Can you show the output of the following command?
Re: nrpe - 3.2.1 service file issues
Posted: Tue Oct 16, 2018 12:04 pm
by jenglish
I see more info in journald, but here is the output from messages:
Code: Select all
(PRO-BOY|jenglish@boy-oraem01 ~)$ sudo grep -i nrpe /var/log/messages | grep 12:
Oct 16 12:15:51 boy-oraem01 systemd: PID file /var/run/nrpe/nrpe.pid not readable (yet?) after start.
Oct 16 12:15:51 boy-oraem01 systemd: nrpe.service never wrote its PID file. Failing.
Oct 16 12:15:51 boy-oraem01 systemd: Unit nrpe.service entered failed state.
Oct 16 12:15:51 boy-oraem01 systemd: nrpe.service failed.
Oct 16 12:45:48 boy-oraem01 systemd: PID file /var/run/nrpe/nrpe.pid not readable (yet?) after start.
Oct 16 12:45:48 boy-oraem01 systemd: nrpe.service never wrote its PID file. Failing.
Oct 16 12:45:48 boy-oraem01 systemd: Unit nrpe.service entered failed state.

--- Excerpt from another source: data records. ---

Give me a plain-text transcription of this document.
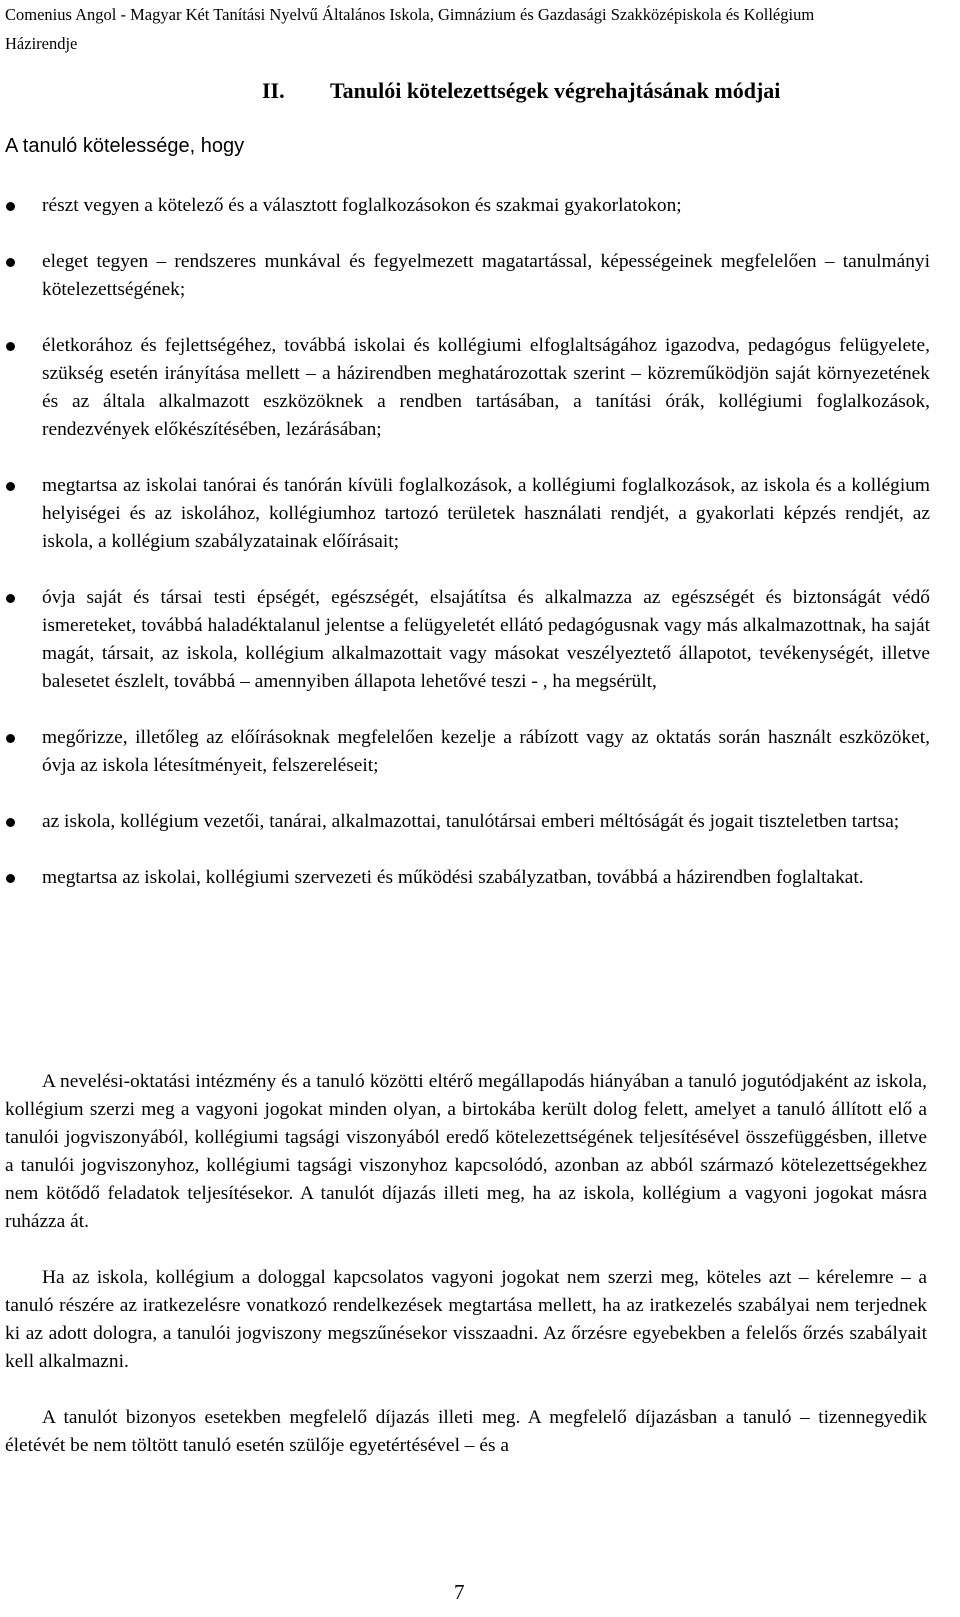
Comenius Angol - Magyar Két Tanítási Nyelvű Általános Iskola, Gimnázium és Gazdasági Szakközépiskola és Kollégium
Házirendje
II. Tanulói kötelezettségek végrehajtásának módjai
A tanuló kötelessége, hogy
részt vegyen a kötelező és a választott foglalkozásokon és szakmai gyakorlatokon;
eleget tegyen – rendszeres munkával és fegyelmezett magatartással, képességeinek megfelelően – tanulmányi kötelezettségének;
életkorához és fejlettségéhez, továbbá iskolai és kollégiumi elfoglaltságához igazodva, pedagógus felügyelete, szükség esetén irányítása mellett – a házirendben meghatározottak szerint – közreműködjön saját környezetének és az általa alkalmazott eszközöknek a rendben tartásában, a tanítási órák, kollégiumi foglalkozások, rendezvények előkészítésében, lezárásában;
megtartsa az iskolai tanórai és tanórán kívüli foglalkozások, a kollégiumi foglalkozások, az iskola és a kollégium helyiségei és az iskolához, kollégiumhoz tartozó területek használati rendjét, a gyakorlati képzés rendjét, az iskola, a kollégium szabályzatainak előírásait;
óvja saját és társai testi épségét, egészségét, elsajátítsa és alkalmazza az egészségét és biztonságát védő ismereteket, továbbá haladéktalanul jelentse a felügyeletét ellátó pedagógusnak vagy más alkalmazottnak, ha saját magát, társait, az iskola, kollégium alkalmazottait vagy másokat veszélyeztető állapotot, tevékenységét, illetve balesetet észlelt, továbbá – amennyiben állapota lehetővé teszi - , ha megsérült,
megőrizze, illetőleg az előírásoknak megfelelően kezelje a rábízott vagy az oktatás során használt eszközöket, óvja az iskola létesítményeit, felszereléseit;
az iskola, kollégium vezetői, tanárai, alkalmazottai, tanulótársai emberi méltóságát és jogait tiszteletben tartsa;
megtartsa az iskolai, kollégiumi szervezeti és működési szabályzatban, továbbá a házirendben foglaltakat.

A nevelési-oktatási intézmény és a tanuló közötti eltérő megállapodás hiányában a tanuló jogutódjaként az iskola, kollégium szerzi meg a vagyoni jogokat minden olyan, a birtokába került dolog felett, amelyet a tanuló állított elő a tanulói jogviszonyából, kollégiumi tagsági viszonyából eredő kötelezettségének teljesítésével összefüggésben, illetve a tanulói jogviszonyhoz, kollégiumi tagsági viszonyhoz kapcsolódó, azonban az abból származó kötelezettségekhez nem kötődő feladatok teljesítésekor. A tanulót díjazás illeti meg, ha az iskola, kollégium a vagyoni jogokat másra ruházza át.

Ha az iskola, kollégium a dologgal kapcsolatos vagyoni jogokat nem szerzi meg, köteles azt – kérelemre – a tanuló részére az iratkezelésre vonatkozó rendelkezések megtartása mellett, ha az iratkezelés szabályai nem terjednek ki az adott dologra, a tanulói jogviszony megszűnésekor visszaadni. Az őrzésre egyebekben a felelős őrzés szabályait kell alkalmazni.

A tanulót bizonyos esetekben megfelelő díjazás illeti meg. A megfelelő díjazásban a tanuló – tizennegyedik életévét be nem töltött tanuló esetén szülője egyetértésével – és a

7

Oct 16 12:45:48 boy-oraem01 systemd: nrpe.service failed.
output:
Code: Select all
(PRO-BOY|jenglish@boy-oraem01 ~)$ ls -lad /var/run/nrpe/
drwxrwxr-x. 2 nrpe nrpe 40 Jul 24 18:37 /var/run/nrpe/
Re: nrpe - 3.2.1 service file issues
Posted: Tue Oct 16, 2018 1:36 pm
by lmiltchev
I believe I know what happened. The nrpe.cfg usually doesn't get updated on the upgrade of NRPE, so if you had a different path to the nrpe.pid, specified in the nrpe.cfg file, then starting NRPE would fail.
Can you double check what you have in the
nrpe.cfg file
and make sure it matches the paths in the init file:
Code: Select all
ExecStopPost=/bin/rm -f /var/run/nrpe/nrpe.pid
PIDFile=/var/run/nrpe/nrpe.pid
Once you make these identical, and reload the config, NRPE should start fine (with the "new" config).
Let us know if this resolved your issue.